Der Grosse Rat hat 2017 Vorstösse von Ihnen überwiesen, die Sozialhilfe zu flexibilisieren.
Wir müssen jetzt Massnahmen ergreifen, dass wir 2022 parat sind. Wir sind, auch dank meinen Vorstössen, anderen Kantonen voraus. Es wäre wünschenswert, wenn jetzt schon eine Vorlage der Regierung im Raum stehen würde.
Wie lebt Martina Bircher mit der sogenannt neuen Normalität?
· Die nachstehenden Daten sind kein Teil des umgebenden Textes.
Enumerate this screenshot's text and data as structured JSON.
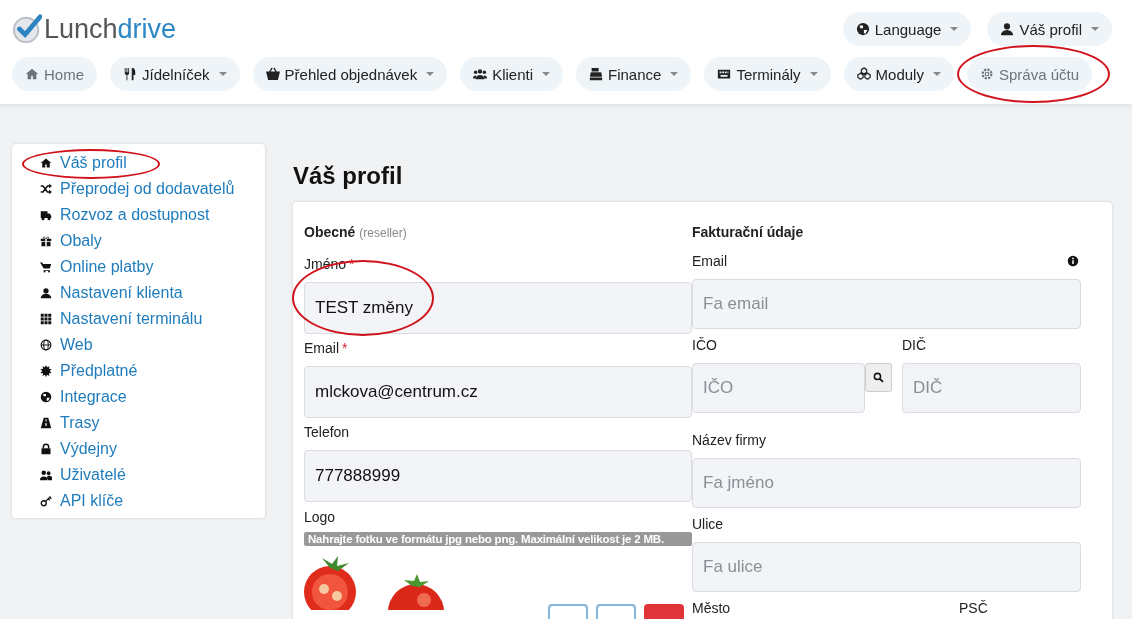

Gegen die neue Normalität, die jetzt in aller Munde ist, wehre ich mich mit Händen und Füssen. Sie gehört abgeschafft, so schnell wie möglich! Das Gesicht verhüllt, kein Handschlag – das entspricht nicht den Werten, die wir in der Schweiz hochhalten. Es gibt Leute, die meinen, sie müssen Hilfssheriff spielen, wenn jemand beim Einkaufen nicht exakt zwei Meter Abstand hält. Obwohl man ja kaum 15 Minuten neben einer Person beim Einkaufen stehen bleibt. Der gesunde Menschenverstand scheint einigen abhandengekommen zu sein, das gesellschaftliche Klima nimmt Schaden. Das darf nicht zur neuen Normalität werden. Da sehe ich politisch die grösste Gefahr. Seit den Terrorschlägen von 2001 darf man beispielsweise nicht mehr mit Flüssigkeiten reisen. Technisch gibt es längst Möglichkeiten, das wieder abzuschaffen. Nach der Corona-Krise könnte es ähnlich sein: Dinge, die in der Krise beschlossen wurden, könnten bleiben. Das hat die Vergangenheit leider immer wieder gezeigt. Masken gehören daher wieder verbannt, und man soll sich bei der Begrüssung wieder die Hände reichen – so schnell wie möglich.